We are interested in how genetic variation shapes, and is shaped by,
biotic interactions. To analyze quantitative genetic variation in
complex ecological traits, our research employs cutting-edge tools of
computational biology and functional genomics. Currently, we are working
on plants and insects, but other projects involving biotic interactions
are also welcome.
Keywords: Plant Ecology, Quantitative Genetics, Biotic
Interaction
Plants cannot escape from neighboring individuals in the field, making plant-plant interactions unavoidable in a local space. Despite the prevalence of neighboring plant-plant interactions, these interactions are not always attributable to a single trait or gene. To dissect the genetic architecture of intraspecific plant-plant interactions, we developed new methods named “Neighbor GWAS” (Sato et al. 2021 Heredity) and “Neighbor QTL” (Sato et al. 2021 G3). These methods are being applied to the analysis of insect herbivory and communities on Arabidopsis thaliana accessions (Sato et al. 2024 Nature Communications) in addition to other quantitative traits in crops, trees, etc… We are also seeking the potential application of intraspecific plant-plant interactions to improve plant resistance and yield by mixed planting.
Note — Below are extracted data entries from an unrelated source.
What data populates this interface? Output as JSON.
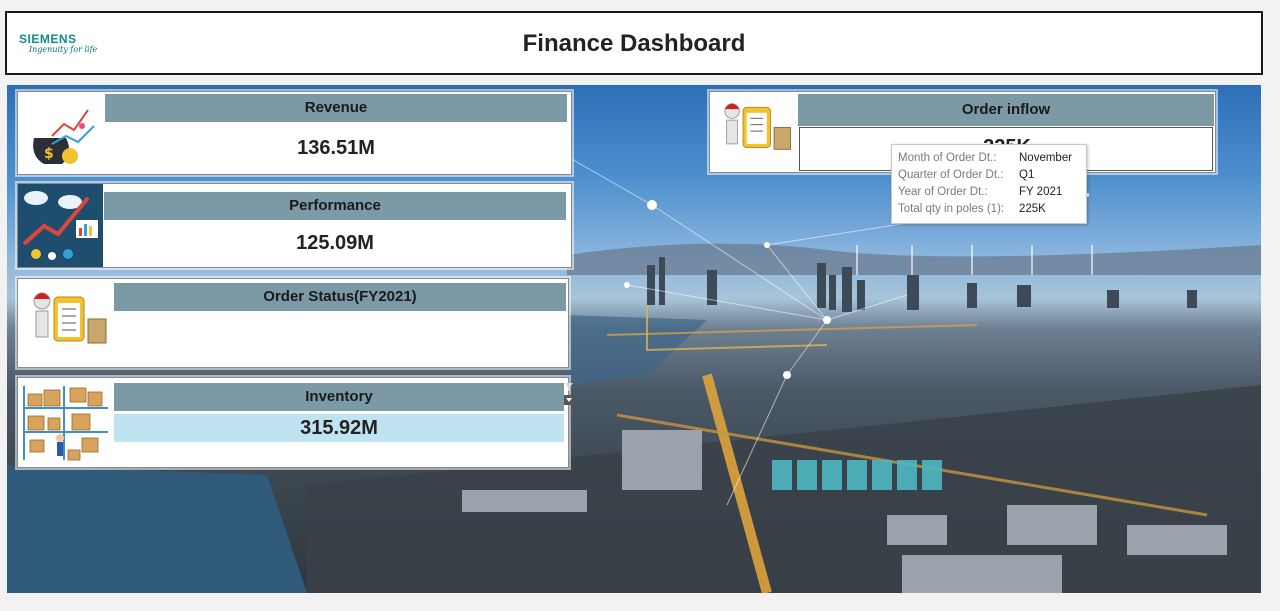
{
  "header": {
    "brand": "SIEMENS",
    "tagline": "Ingenuity for life",
    "title": "Finance Dashboard"
  },
  "cards": {
    "revenue": {
      "label": "Revenue",
      "value": "136.51M",
      "icon": "money-growth-icon"
    },
    "performance": {
      "label": "Performance",
      "value": "125.09M",
      "icon": "performance-chart-icon"
    },
    "order_status": {
      "label": "Order Status(FY2021)",
      "value": "",
      "icon": "clipboard-person-icon"
    },
    "inventory": {
      "label": "Inventory",
      "value": "315.92M",
      "icon": "warehouse-boxes-icon"
    },
    "order_inflow": {
      "label": "Order inflow",
      "value": "225K",
      "icon": "clipboard-person-icon"
    }
  },
  "tooltip": {
    "rows": [
      {
        "key": "Month of Order Dt.:",
        "value": "November"
      },
      {
        "key": "Quarter of Order Dt.:",
        "value": "Q1"
      },
      {
        "key": "Year of Order Dt.:",
        "value": "FY 2021"
      },
      {
        "key": "Total qty in poles (1):",
        "value": "225K"
      }
    ]
  },
  "colors": {
    "header_band": "#7b9aa6",
    "inventory_highlight": "#bfe3f0",
    "brand_teal": "#0f8a8c"
  }
}
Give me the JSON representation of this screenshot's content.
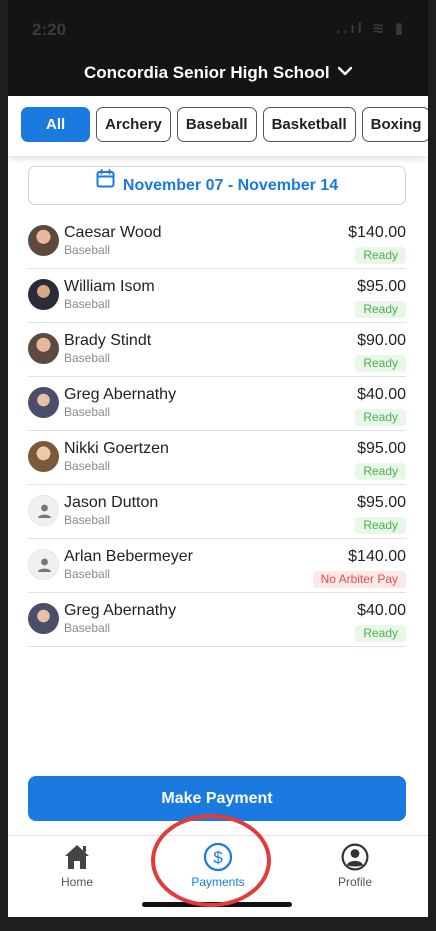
{
  "status_bar": {
    "time": "2:20",
    "icons": "..ıl  ≋  ▮"
  },
  "header": {
    "title": "Concordia Senior High School"
  },
  "filters": [
    {
      "label": "All",
      "active": true
    },
    {
      "label": "Archery"
    },
    {
      "label": "Baseball"
    },
    {
      "label": "Basketball"
    },
    {
      "label": "Boxing"
    }
  ],
  "date_range": "November 07 - November 14",
  "payments": [
    {
      "name": "Caesar Wood",
      "sport": "Baseball",
      "amount": "$140.00",
      "status": "Ready"
    },
    {
      "name": "William Isom",
      "sport": "Baseball",
      "amount": "$95.00",
      "status": "Ready"
    },
    {
      "name": "Brady Stindt",
      "sport": "Baseball",
      "amount": "$90.00",
      "status": "Ready"
    },
    {
      "name": "Greg Abernathy",
      "sport": "Baseball",
      "amount": "$40.00",
      "status": "Ready"
    },
    {
      "name": "Nikki Goertzen",
      "sport": "Baseball",
      "amount": "$95.00",
      "status": "Ready"
    },
    {
      "name": "Jason Dutton",
      "sport": "Baseball",
      "amount": "$95.00",
      "status": "Ready"
    },
    {
      "name": "Arlan Bebermeyer",
      "sport": "Baseball",
      "amount": "$140.00",
      "status": "No Arbiter Pay"
    },
    {
      "name": "Greg Abernathy",
      "sport": "Baseball",
      "amount": "$40.00",
      "status": "Ready"
    }
  ],
  "make_payment_label": "Make Payment",
  "tabs": {
    "home": "Home",
    "payments": "Payments",
    "profile": "Profile"
  },
  "icons": {
    "avatars": [
      "photo",
      "photo2",
      "photo",
      "photo4",
      "photo3",
      "default-person-icon",
      "default-person-icon",
      "photo4"
    ],
    "tab_home": "home-icon",
    "tab_payments": "dollar-circle-icon",
    "tab_profile": "profile-icon"
  },
  "colors": {
    "accent": "#1a7ae0",
    "ready": "#4cb050",
    "warning": "#e24c4c",
    "highlight": "#e53a3a"
  }
}
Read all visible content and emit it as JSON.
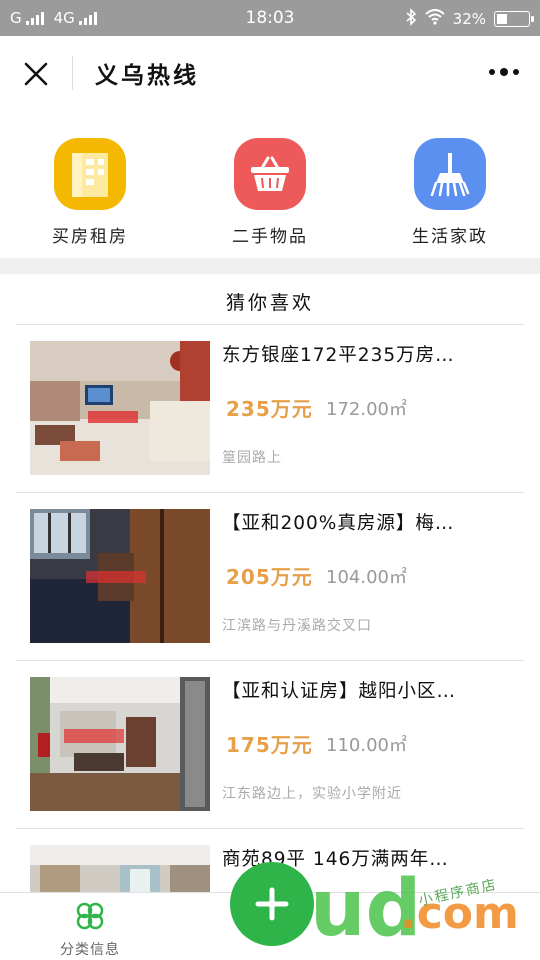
{
  "status_bar": {
    "carrier1": "G",
    "carrier2": "4G",
    "time": "18:03",
    "battery": "32%"
  },
  "nav": {
    "title": "义乌热线"
  },
  "categories": [
    {
      "label": "买房租房",
      "icon": "building-icon",
      "color": "#f5b800"
    },
    {
      "label": "二手物品",
      "icon": "basket-icon",
      "color": "#ee5a5a"
    },
    {
      "label": "生活家政",
      "icon": "broom-icon",
      "color": "#5b8ff0"
    }
  ],
  "section": {
    "title": "猜你喜欢"
  },
  "listings": [
    {
      "title": "东方银座172平235万房…",
      "price": "235万元",
      "area": "172.00㎡",
      "address": "篁园路上"
    },
    {
      "title": "【亚和200%真房源】梅…",
      "price": "205万元",
      "area": "104.00㎡",
      "address": "江滨路与丹溪路交叉口"
    },
    {
      "title": "【亚和认证房】越阳小区…",
      "price": "175万元",
      "area": "110.00㎡",
      "address": "江东路边上，实验小学附近"
    },
    {
      "title": "商苑89平 146万满两年…",
      "price": "",
      "area": "",
      "address": ""
    }
  ],
  "tab_bar": {
    "tab1_label": "分类信息",
    "tab1_icon": "clover-icon"
  },
  "watermark": {
    "text_small": "小程序商店",
    "text_big": ".com",
    "text_logo": "ud"
  },
  "colors": {
    "accent_green": "#2fb44a",
    "price_orange": "#e6a04a"
  }
}
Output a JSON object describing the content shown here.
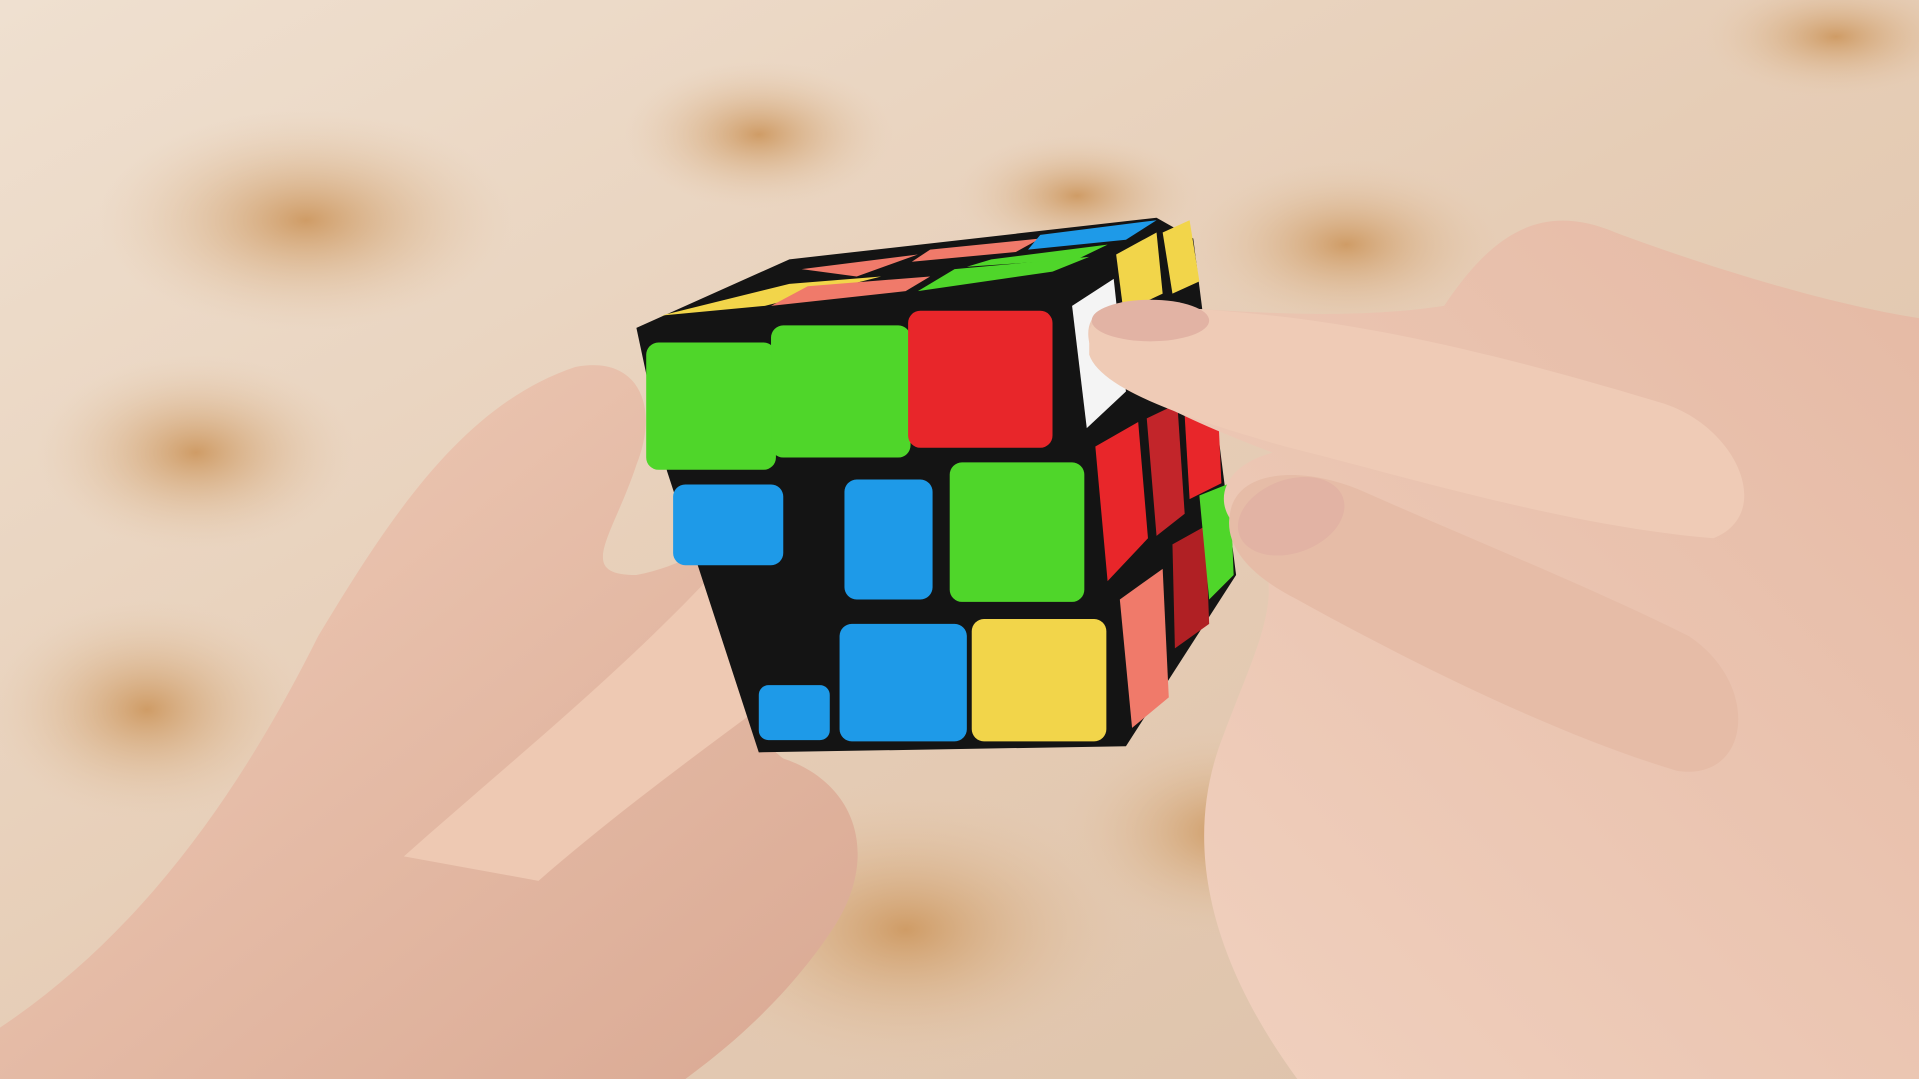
{
  "scene": {
    "subject": "rubiks-cube-in-hands",
    "colors": {
      "tablecloth": "#ead6c2",
      "flower": "#d9a877",
      "cube_body": "#141414",
      "green": "#4fd62a",
      "red": "#e8262a",
      "blue": "#1e9ae8",
      "yellow": "#f2d54a",
      "white": "#f4f4f4",
      "skin": "#e9c3ad",
      "skin_shadow": "#c99a86"
    }
  }
}
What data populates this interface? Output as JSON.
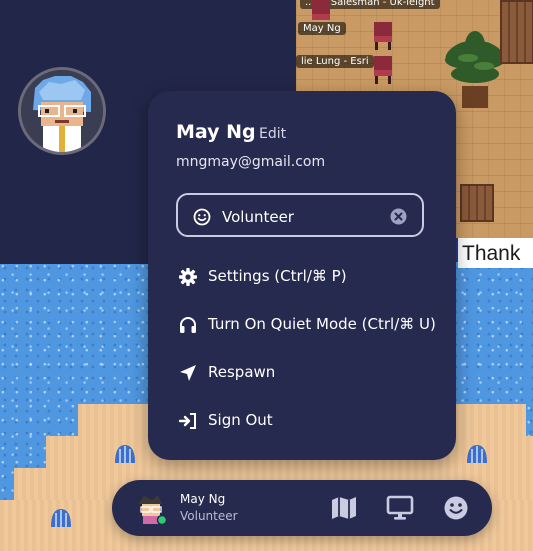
{
  "world": {
    "name_tag_1": "May Ng",
    "name_tag_2": "lie Lung - Esri",
    "name_tag_top": "...ral Salesman - Uk-leight",
    "board_text": "Thank"
  },
  "profile_menu": {
    "user_name": "May Ng",
    "edit_label": "Edit",
    "email": "mngmay@gmail.com",
    "status": {
      "value": "Volunteer",
      "icon": "smile-icon",
      "clear_icon": "clear-circle-icon"
    },
    "items": [
      {
        "label": "Settings (Ctrl/⌘ P)",
        "icon": "gear-icon"
      },
      {
        "label": "Turn On Quiet Mode (Ctrl/⌘ U)",
        "icon": "headphones-icon"
      },
      {
        "label": "Respawn",
        "icon": "location-arrow-icon"
      },
      {
        "label": "Sign Out",
        "icon": "sign-out-icon"
      }
    ]
  },
  "bottom_bar": {
    "name": "May Ng",
    "status": "Volunteer",
    "buttons": [
      "map-icon",
      "screen-share-icon",
      "emote-icon"
    ]
  },
  "colors": {
    "panel": "#272a4f",
    "dark_room": "#222648",
    "water": "#4f97e0",
    "sand": "#f0c89a",
    "online_dot": "#2ecc71"
  }
}
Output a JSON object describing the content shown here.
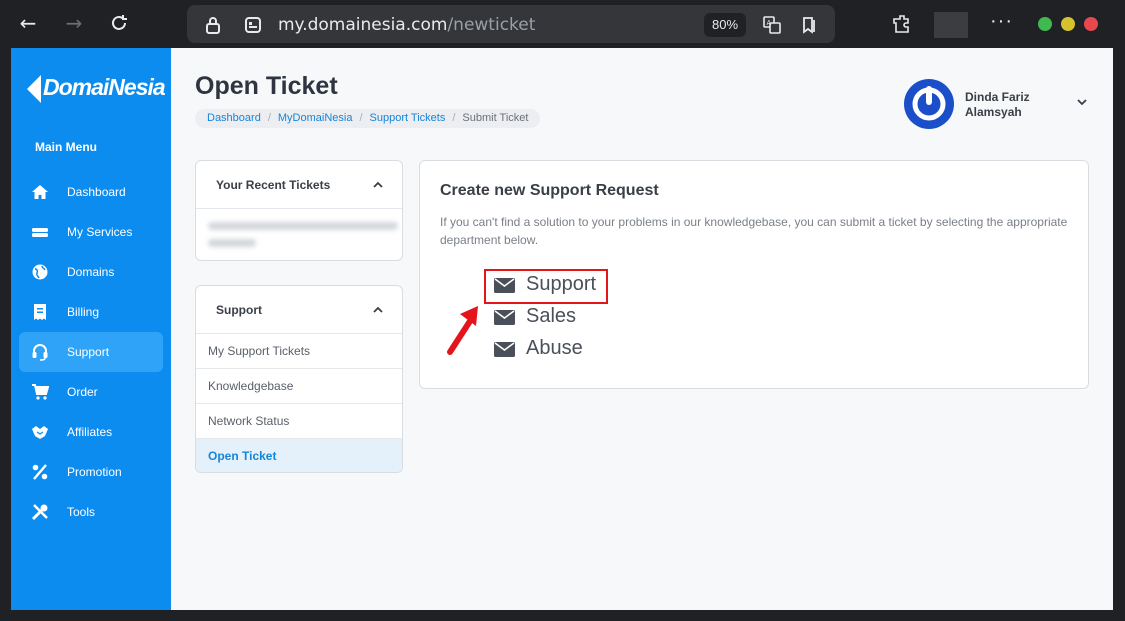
{
  "browser": {
    "url_host": "my.domainesia.com",
    "url_path": "/newticket",
    "zoom": "80%"
  },
  "sidebar": {
    "logo": "DomaiNesia",
    "main_menu_label": "Main Menu",
    "items": [
      {
        "label": "Dashboard",
        "icon": "home-icon"
      },
      {
        "label": "My Services",
        "icon": "server-icon"
      },
      {
        "label": "Domains",
        "icon": "globe-icon"
      },
      {
        "label": "Billing",
        "icon": "receipt-icon"
      },
      {
        "label": "Support",
        "icon": "headset-icon",
        "active": true
      },
      {
        "label": "Order",
        "icon": "cart-icon"
      },
      {
        "label": "Affiliates",
        "icon": "handshake-icon"
      },
      {
        "label": "Promotion",
        "icon": "percent-icon"
      },
      {
        "label": "Tools",
        "icon": "tools-icon"
      }
    ]
  },
  "header": {
    "title": "Open Ticket",
    "breadcrumb": [
      "Dashboard",
      "MyDomaiNesia",
      "Support Tickets",
      "Submit Ticket"
    ],
    "user_name_line1": "Dinda Fariz",
    "user_name_line2": "Alamsyah"
  },
  "recent_tickets": {
    "title": "Your Recent Tickets"
  },
  "support_panel": {
    "title": "Support",
    "items": [
      "My Support Tickets",
      "Knowledgebase",
      "Network Status",
      "Open Ticket"
    ]
  },
  "request": {
    "title": "Create new Support Request",
    "description": "If you can't find a solution to your problems in our knowledgebase, you can submit a ticket by selecting the appropriate department below.",
    "departments": [
      "Support",
      "Sales",
      "Abuse"
    ]
  },
  "colors": {
    "sidebar": "#0d8cf0",
    "link": "#1685d8",
    "highlight": "#e4141b"
  }
}
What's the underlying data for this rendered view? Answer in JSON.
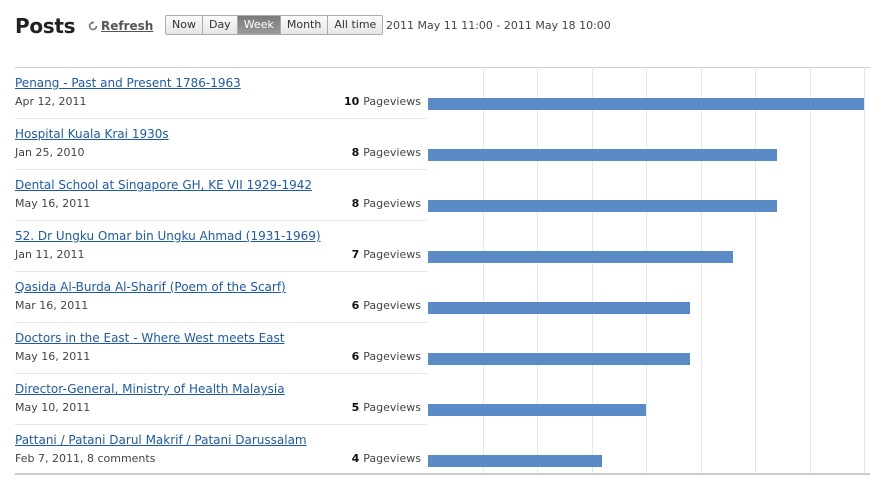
{
  "header": {
    "title": "Posts",
    "refresh_label": "Refresh",
    "range_buttons": [
      "Now",
      "Day",
      "Week",
      "Month",
      "All time"
    ],
    "active_range": "Week",
    "date_range": "2011 May 11 11:00 - 2011 May 18 10:00"
  },
  "chart_data": {
    "type": "bar",
    "max_value": 10,
    "bar_color": "#5a8bc6",
    "categories": [
      "Penang - Past and Present 1786-1963",
      "Hospital Kuala Krai 1930s",
      "Dental School at Singapore GH, KE VII 1929-1942",
      "52. Dr Ungku Omar bin Ungku Ahmad (1931-1969)",
      "Qasida Al-Burda Al-Sharif (Poem of the Scarf)",
      "Doctors in the East - Where West meets East",
      "Director-General, Ministry of Health Malaysia",
      "Pattani / Patani Darul Makrif / Patani Darussalam"
    ],
    "values": [
      10,
      8,
      8,
      7,
      6,
      6,
      5,
      4
    ]
  },
  "posts": [
    {
      "title": "Penang - Past and Present 1786-1963",
      "date": "Apr 12, 2011",
      "count": "10",
      "unit": "Pageviews"
    },
    {
      "title": "Hospital Kuala Krai 1930s",
      "date": "Jan 25, 2010",
      "count": "8",
      "unit": "Pageviews"
    },
    {
      "title": "Dental School at Singapore GH, KE VII 1929-1942",
      "date": "May 16, 2011",
      "count": "8",
      "unit": "Pageviews"
    },
    {
      "title": "52. Dr Ungku Omar bin Ungku Ahmad (1931-1969)",
      "date": "Jan 11, 2011",
      "count": "7",
      "unit": "Pageviews"
    },
    {
      "title": "Qasida Al-Burda Al-Sharif (Poem of the Scarf)",
      "date": "Mar 16, 2011",
      "count": "6",
      "unit": "Pageviews"
    },
    {
      "title": "Doctors in the East - Where West meets East",
      "date": "May 16, 2011",
      "count": "6",
      "unit": "Pageviews"
    },
    {
      "title": "Director-General, Ministry of Health Malaysia",
      "date": "May 10, 2011",
      "count": "5",
      "unit": "Pageviews"
    },
    {
      "title": "Pattani / Patani Darul Makrif / Patani Darussalam",
      "date": "Feb 7, 2011, 8 comments",
      "count": "4",
      "unit": "Pageviews"
    }
  ],
  "icons": {
    "refresh": "refresh-icon"
  }
}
Plants develop various defense traits against herbivores. Such anti-herbivore defense traits exhibit polymorphisms within a natural plant population, which leads us to ask how these polymorphisms can be maintained in nature. By focusing on neighboring plants, we found that hairy plants were less damaged by a leaf beetle when surrounded by glabrous plants in the wild herb Arabidopsis halleri. Such neighbor effects further exerted negative frequency-dependent selection on GLABRA1-based trichome dimorphism (Sato & Kudoh 2017 American Naturalist; Sato et al. 2017 Functional Ecology). These findings highlight the importance of neighbor effects in the maintenance of genetic variation in anti-herbivore defense traits (reviewed in Sato 2018 Plant Species Biology).
Our research often employs statistical tools to untangle complex ecological interactions. This experience enables us to not only develop new methods (Sato et al. 2023 Evolution) but also collaborate with other research areas (e.g., Takimoto & Sato et al. 2021 Ecological Informatics). Data from plant ecology and genomics are especially welcome for potential collaboration.